Trainable Weight Averaging: Efficient Training by Optimizing Historical Solutions
Feb 26, 2023·,,,·
1 min read
Tao Li
Zhehao Huang
Qinghua Tao
Yingwen Wu
Xiaolin Huang
Abstract
Stochastic gradient descent (SGD) and its variants are considered as the de-facto methods to train deep neural networks (DNNs). While recent improvements to SGD mainly focus on the descent algorithm itself, few works pay attention to utilizing the historical solutions—as an iterative method, SGD has gone through substantial explorations before convergence. Recently, an interesting attempt is stochastic weight averaging (SWA), which significantly improves the generalization by simply averaging the solutions at the tail stage of training.
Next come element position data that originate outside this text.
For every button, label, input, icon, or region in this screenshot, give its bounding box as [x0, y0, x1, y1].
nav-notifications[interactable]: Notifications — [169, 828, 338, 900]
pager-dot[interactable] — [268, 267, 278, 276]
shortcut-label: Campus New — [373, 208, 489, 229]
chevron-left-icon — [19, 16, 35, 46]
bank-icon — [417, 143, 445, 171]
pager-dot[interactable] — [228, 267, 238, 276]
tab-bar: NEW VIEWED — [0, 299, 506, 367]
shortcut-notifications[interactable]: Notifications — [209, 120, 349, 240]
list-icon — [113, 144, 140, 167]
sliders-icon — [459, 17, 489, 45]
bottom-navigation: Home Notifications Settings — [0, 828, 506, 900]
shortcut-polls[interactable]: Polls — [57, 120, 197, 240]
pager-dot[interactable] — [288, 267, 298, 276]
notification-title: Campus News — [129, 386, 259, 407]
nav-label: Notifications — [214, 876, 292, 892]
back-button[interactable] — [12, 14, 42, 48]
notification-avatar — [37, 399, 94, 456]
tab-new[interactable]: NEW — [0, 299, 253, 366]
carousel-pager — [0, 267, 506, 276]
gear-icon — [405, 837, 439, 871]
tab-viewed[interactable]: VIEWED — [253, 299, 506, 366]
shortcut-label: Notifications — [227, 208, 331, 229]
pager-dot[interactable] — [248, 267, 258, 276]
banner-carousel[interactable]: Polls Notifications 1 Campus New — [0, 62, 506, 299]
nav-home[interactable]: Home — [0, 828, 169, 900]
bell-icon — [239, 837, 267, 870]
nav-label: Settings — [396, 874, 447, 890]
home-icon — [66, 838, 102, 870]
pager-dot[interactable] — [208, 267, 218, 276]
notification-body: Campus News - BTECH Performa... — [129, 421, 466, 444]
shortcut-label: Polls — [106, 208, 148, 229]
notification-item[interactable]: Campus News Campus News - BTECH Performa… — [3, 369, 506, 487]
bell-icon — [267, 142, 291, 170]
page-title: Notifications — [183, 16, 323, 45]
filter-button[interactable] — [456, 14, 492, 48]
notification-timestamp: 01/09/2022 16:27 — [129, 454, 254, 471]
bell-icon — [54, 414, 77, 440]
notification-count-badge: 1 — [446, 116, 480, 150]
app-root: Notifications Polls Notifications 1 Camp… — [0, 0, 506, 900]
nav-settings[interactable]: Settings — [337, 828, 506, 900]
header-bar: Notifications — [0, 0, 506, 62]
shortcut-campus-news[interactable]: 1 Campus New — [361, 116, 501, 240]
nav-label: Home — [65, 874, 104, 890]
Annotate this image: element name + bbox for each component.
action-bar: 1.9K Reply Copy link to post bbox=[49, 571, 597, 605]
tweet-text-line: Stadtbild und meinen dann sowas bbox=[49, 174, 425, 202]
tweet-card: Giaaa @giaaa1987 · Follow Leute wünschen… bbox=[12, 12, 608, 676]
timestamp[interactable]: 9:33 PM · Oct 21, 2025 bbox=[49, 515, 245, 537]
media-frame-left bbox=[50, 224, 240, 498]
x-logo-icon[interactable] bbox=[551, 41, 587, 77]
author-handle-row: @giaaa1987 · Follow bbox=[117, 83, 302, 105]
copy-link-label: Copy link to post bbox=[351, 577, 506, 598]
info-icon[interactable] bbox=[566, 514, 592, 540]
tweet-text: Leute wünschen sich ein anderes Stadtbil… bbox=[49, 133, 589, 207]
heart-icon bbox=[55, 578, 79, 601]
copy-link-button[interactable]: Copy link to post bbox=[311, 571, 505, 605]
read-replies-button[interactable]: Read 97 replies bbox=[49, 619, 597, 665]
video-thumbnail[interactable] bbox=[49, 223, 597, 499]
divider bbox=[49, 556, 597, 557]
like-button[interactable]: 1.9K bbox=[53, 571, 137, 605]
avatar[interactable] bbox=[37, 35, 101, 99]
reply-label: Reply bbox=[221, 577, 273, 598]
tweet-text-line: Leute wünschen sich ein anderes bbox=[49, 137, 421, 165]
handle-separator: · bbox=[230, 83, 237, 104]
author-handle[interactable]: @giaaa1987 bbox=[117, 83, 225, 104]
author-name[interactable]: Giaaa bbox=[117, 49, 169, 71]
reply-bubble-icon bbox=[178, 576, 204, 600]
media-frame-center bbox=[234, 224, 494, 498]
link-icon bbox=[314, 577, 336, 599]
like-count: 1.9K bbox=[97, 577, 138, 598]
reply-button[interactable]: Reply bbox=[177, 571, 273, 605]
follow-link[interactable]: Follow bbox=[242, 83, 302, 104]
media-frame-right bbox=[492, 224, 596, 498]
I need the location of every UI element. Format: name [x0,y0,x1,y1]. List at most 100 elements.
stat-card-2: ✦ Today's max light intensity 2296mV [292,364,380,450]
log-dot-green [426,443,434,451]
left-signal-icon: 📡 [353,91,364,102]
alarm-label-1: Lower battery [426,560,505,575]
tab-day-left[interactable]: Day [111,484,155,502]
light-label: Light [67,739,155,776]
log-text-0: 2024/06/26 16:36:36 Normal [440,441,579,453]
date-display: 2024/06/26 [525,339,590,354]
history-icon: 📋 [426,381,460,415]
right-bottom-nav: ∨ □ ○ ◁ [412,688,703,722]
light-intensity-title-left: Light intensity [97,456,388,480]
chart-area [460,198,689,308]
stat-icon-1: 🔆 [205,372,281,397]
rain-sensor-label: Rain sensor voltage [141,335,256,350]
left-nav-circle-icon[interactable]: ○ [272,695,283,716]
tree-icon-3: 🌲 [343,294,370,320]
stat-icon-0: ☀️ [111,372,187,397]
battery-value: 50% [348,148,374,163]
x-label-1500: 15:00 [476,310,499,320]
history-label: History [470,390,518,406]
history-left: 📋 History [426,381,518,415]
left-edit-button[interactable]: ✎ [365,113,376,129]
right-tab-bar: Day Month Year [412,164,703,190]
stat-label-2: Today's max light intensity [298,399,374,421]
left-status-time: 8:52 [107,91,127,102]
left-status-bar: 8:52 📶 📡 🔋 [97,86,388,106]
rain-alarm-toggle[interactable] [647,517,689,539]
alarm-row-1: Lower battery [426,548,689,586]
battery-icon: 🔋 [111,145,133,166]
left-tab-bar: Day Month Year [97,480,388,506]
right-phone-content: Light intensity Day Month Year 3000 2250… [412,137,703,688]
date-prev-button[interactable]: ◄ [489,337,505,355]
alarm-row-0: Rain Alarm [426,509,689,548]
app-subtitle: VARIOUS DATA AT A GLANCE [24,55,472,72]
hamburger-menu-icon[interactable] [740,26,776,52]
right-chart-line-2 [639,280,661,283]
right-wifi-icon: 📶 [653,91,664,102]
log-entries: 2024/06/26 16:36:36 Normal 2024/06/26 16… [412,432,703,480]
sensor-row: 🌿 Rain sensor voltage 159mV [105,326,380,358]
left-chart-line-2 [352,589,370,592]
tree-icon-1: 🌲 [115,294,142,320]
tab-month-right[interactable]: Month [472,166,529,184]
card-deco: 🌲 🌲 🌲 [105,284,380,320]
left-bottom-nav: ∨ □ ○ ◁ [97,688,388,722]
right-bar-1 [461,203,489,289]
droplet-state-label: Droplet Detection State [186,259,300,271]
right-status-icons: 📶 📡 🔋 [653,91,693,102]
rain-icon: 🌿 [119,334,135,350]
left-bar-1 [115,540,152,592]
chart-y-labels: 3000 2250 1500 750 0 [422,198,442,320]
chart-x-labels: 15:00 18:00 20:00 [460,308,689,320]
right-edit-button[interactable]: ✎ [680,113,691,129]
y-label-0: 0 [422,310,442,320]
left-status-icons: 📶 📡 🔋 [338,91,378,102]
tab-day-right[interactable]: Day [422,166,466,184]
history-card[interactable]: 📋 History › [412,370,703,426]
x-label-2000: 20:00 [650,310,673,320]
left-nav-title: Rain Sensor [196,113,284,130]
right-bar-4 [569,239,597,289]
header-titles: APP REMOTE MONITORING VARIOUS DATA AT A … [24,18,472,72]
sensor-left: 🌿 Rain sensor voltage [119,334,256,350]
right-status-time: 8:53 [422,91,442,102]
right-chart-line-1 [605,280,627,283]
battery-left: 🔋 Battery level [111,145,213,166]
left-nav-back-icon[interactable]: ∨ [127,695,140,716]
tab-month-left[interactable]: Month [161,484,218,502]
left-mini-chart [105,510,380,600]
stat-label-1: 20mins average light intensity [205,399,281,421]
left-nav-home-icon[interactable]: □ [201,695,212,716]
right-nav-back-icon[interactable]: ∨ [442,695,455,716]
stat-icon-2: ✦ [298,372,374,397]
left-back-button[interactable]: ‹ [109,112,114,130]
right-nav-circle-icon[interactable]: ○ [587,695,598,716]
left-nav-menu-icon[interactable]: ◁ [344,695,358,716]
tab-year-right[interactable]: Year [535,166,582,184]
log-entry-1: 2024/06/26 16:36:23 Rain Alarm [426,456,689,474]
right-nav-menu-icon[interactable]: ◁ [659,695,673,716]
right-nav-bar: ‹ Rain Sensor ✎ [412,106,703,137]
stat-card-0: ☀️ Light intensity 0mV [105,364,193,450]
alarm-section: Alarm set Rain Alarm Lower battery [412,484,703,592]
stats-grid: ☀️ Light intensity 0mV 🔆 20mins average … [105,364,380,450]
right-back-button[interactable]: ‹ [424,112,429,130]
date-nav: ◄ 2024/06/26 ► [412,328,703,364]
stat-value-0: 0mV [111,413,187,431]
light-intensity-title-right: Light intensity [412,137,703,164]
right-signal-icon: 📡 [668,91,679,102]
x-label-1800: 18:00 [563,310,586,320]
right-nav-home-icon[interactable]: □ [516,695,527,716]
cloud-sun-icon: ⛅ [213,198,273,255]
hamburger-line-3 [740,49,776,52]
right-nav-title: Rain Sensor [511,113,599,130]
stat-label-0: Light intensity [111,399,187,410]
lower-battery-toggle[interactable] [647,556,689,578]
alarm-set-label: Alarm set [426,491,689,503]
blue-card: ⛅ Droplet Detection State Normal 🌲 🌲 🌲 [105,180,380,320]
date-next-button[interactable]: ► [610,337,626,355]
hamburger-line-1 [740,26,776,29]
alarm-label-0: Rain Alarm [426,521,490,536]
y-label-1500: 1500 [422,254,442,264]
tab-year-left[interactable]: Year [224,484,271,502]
In this paper, we realize that the averaging coefficients could be determined in a trainable manner and propose Trainable Weight Averaging (TWA), a novel optimization method in the reduced subspace spanned by historical solutions. TWA has much greater flexibility and can be applied to the head stage of training to achieve training efficiency while preserving good generalization capability. Further, we propose a distributed training scheme to resolve the memory burden of large-scale training with efficient parallel computation. In the extensive numerical experiments, (i) TWA achieves consistent improvements over SWA with less sensitivity to learning rate; (ii) applying TWA in the head stage of training largely speeds up the convergence, resulting in over 40% time saving on CIFAR and 30% on ImageNet with improved generalization compared with regular training.
Type
Publication
In International Conference on Learning Representations 2023
This work is driven by the results in previous paper on DNNs.